Après vingt ans d’expérience, Palamia aimerait passer la main. « Pour tirer le diklo, il faut avoir un certain âge et être une femme irréprochable. J’ai quatre filles et aucune ne veut continuer. Si on n’est pas attirée, c’est pas la peine. »
Assise à côté de Palamia, sa nièce perce le silence. « Je prendrai la relève. Je ne sais pas pourquoi… J’ai toujours aimé ça. » Ou comment enfin effleurer le verbe « aimer ». Pour la première fois.
Le planning familial écoute sans juger
L’hymen. C’est l’obsession des jeunes filles gitanes. L’hymen, leur priorité absolue. Rêve et cauchemar à la fois. Rencontre avec Latifa Drif, conseillère au planning familal de Montpellier, rompue aux « éternelles » questions concernant les « cinq roses ».
Quel est votre discours face à ces histoires de roses et de voiles de l’hymen ?
Nous sommes en position d’écoute et d’échange. Nous ne jugeons pas la tradition. Nous sommes là pour corriger certaines fausses informations. Organiquement, c’est clair, les cinq voiles, ça n’existe pas ! Nous leur faisons un dessin et nous leur expliquons aussi qu’elles peuvent tomber enceintes sans que leur hymen n’ait été percé. Au-delà, rares sont celles qui savent expliquer le pourquoi du rituel. Le sens leur est totalement inconnu. De plus, elles ont une totale méconnaissance de leur corps. Il m’est arrivé d’avoir des questions du type : « Si j’embrasse un garçon, est-ce qu’il peut m’aspirer le voile ? » C’est dire si l’éducation à la sexualité est importante.

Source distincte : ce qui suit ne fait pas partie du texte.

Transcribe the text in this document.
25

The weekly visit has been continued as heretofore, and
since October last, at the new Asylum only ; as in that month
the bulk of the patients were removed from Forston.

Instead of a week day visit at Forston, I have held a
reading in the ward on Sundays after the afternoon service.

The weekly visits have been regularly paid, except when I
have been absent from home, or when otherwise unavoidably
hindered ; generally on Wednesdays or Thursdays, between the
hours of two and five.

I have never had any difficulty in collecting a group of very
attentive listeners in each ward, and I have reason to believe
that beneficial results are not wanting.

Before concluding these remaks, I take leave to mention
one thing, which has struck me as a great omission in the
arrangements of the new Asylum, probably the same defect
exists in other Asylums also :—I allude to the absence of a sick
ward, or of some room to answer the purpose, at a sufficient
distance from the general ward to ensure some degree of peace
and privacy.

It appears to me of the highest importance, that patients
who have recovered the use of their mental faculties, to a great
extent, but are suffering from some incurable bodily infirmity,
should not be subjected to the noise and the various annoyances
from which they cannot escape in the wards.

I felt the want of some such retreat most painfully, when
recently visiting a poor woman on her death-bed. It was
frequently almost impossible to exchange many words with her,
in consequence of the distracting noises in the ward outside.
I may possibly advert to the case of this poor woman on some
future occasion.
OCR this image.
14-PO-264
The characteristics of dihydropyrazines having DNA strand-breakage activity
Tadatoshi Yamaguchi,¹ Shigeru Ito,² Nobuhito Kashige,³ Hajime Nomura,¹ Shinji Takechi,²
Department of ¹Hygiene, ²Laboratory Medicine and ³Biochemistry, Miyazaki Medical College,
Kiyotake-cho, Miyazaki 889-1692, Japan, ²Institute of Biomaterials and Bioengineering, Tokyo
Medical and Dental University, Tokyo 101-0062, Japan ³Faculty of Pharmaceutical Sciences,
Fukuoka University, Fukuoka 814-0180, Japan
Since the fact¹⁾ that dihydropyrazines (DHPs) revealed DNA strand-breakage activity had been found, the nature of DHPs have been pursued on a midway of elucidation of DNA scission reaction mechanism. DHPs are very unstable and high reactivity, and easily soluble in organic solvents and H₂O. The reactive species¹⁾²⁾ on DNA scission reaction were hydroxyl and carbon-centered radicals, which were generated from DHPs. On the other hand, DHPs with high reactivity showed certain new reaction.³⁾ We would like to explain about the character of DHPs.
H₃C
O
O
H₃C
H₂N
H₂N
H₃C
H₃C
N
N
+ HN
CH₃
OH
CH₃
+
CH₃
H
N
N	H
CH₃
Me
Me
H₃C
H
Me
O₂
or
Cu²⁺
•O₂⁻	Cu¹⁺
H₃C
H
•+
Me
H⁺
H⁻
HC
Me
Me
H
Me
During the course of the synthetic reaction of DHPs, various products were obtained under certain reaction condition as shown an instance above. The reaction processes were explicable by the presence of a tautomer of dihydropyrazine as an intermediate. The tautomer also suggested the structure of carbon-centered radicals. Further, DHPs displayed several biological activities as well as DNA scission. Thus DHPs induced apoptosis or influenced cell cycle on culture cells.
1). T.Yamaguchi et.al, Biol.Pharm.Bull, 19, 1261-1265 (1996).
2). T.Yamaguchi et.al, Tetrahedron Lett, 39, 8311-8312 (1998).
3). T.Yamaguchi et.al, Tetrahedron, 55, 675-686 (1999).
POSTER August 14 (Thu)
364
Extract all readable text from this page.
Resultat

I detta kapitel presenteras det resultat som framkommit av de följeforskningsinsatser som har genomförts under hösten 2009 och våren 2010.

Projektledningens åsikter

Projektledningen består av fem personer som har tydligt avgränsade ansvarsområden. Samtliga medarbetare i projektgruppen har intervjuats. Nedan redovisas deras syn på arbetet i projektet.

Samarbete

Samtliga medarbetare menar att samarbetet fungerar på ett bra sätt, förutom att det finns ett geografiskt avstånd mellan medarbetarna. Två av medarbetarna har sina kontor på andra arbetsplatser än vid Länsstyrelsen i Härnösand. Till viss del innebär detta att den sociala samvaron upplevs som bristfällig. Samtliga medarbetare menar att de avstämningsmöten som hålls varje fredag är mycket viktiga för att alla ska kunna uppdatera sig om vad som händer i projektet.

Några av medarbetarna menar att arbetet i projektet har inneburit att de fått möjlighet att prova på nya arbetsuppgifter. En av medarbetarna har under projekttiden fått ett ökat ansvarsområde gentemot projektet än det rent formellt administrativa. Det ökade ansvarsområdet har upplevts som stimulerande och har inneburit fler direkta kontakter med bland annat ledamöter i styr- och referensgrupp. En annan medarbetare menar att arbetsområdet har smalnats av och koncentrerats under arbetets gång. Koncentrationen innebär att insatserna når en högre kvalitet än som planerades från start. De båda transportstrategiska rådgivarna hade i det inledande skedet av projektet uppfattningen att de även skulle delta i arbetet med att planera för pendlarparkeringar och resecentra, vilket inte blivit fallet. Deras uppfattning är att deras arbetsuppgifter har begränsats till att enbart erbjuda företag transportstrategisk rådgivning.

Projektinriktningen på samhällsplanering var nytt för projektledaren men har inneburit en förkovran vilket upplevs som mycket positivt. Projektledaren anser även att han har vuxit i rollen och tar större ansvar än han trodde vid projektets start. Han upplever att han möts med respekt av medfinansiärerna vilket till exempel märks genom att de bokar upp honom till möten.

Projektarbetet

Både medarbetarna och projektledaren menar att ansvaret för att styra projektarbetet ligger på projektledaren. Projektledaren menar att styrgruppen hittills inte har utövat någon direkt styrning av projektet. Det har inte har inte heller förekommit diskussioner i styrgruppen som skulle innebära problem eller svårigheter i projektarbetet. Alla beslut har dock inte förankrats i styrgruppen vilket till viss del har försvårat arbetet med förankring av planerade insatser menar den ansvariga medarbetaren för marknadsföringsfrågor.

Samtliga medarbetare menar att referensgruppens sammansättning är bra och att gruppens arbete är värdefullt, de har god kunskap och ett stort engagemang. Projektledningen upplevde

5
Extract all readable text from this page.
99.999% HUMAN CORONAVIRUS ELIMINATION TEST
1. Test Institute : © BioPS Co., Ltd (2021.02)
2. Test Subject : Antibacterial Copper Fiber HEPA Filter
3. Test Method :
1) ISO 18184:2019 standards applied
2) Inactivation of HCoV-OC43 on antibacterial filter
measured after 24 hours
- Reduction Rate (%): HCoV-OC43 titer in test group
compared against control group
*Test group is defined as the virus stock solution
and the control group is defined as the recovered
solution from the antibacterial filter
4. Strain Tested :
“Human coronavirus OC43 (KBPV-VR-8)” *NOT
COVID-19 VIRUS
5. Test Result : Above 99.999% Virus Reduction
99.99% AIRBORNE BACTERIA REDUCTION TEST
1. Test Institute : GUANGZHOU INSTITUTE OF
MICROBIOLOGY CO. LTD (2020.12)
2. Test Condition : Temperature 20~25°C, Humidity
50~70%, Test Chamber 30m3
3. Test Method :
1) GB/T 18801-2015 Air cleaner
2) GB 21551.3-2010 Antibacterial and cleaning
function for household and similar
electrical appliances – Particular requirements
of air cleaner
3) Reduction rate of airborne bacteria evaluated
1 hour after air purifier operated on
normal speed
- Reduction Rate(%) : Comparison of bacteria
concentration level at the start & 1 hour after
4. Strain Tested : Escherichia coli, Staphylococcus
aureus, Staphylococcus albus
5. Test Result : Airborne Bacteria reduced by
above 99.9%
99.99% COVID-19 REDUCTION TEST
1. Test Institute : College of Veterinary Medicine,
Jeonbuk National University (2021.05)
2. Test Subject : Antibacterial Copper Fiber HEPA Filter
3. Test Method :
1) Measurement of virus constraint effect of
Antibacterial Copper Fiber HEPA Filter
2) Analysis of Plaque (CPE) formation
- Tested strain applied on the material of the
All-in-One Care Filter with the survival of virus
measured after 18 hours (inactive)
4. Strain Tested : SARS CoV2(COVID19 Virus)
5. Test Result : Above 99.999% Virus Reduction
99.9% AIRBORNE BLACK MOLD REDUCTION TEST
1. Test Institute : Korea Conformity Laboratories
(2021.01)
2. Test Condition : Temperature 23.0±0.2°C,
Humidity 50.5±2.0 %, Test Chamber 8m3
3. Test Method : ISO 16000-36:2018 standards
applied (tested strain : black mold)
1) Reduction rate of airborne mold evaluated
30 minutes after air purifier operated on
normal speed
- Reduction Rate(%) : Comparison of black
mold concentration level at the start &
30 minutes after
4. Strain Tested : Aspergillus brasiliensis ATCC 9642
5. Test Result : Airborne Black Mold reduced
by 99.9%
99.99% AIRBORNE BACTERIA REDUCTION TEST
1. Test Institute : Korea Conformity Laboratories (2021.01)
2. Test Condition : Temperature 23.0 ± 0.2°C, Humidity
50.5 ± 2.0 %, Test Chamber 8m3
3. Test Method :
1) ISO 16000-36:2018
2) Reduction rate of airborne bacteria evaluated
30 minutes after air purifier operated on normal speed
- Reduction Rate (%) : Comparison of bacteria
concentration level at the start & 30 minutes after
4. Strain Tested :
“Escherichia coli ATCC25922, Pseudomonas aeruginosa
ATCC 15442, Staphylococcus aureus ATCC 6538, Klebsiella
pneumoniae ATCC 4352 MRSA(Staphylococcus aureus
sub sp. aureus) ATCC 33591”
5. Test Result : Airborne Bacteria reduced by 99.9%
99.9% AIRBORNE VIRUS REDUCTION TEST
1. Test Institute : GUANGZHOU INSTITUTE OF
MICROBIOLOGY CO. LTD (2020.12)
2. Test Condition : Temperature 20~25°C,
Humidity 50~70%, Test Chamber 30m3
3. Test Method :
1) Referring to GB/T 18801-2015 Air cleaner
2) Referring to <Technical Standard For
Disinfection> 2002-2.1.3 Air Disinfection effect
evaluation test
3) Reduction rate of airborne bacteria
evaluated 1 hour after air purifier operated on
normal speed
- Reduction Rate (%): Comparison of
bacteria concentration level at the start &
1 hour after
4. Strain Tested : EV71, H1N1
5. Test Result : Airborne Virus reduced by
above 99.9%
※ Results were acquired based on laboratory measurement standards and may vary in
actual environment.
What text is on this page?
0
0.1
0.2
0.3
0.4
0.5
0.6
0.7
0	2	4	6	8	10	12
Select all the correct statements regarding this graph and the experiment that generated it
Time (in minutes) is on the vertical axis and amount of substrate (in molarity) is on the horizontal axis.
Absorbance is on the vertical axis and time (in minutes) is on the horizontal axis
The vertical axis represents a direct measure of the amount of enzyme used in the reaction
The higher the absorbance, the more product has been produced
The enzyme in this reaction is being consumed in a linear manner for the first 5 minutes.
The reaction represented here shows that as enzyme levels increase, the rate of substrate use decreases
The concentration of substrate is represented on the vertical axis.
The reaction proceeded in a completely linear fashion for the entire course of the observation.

Que cherchent les jeunes gitanes en venant au planning ?
Elles sont clairement à l’affût du certificat de virginité. Elles veulent savoir si elles ont « perdu leur hymen ou pas ». Ce document est impossible à fournir par un médecin. A 14 h, elle est vierge, à 15 h il est possible qu’elle ne le soit plus... Ça n’a aucune valeur. Elles viennent également se renseigner sur la réfection d’hymen lorsqu’elles sont en situation de rupture avec le partenaire ou face à un projet de mariage. La rupture avec le partenaire est difficile et instaure généralement un sentiment de culpabilité ce qui les pousse à « réparer ».
Comment vivent-elles leur sexualité avant le mariage ?
Justement, si elles sont inquiètes, c’est qu’elles ont souvent commencé une vie sexuelle mais qu’elles ne veulent en aucun cas perdre leur virginité. Elles ne pratiquent que des jeux amoureux mais cette virginité à tout prix conduit également à des rapports sexuels alternatifs qui sont des facteurs à risques importants en matière de contamination et d’infections.
Les filles qui se soumettent au “diklo “sont-elles aussi nombreuses que ça ?
Ce rituel est très prégnant. C’est une question d’honneur, elles sont soumises à la pression de la famille, du clan, du quartier. Elles redoutent que « les gens parlent ». Le « mouchoir » est intégré par les hommes et intériorisé par les femmes. Il y a une forte problématique de domination masculine.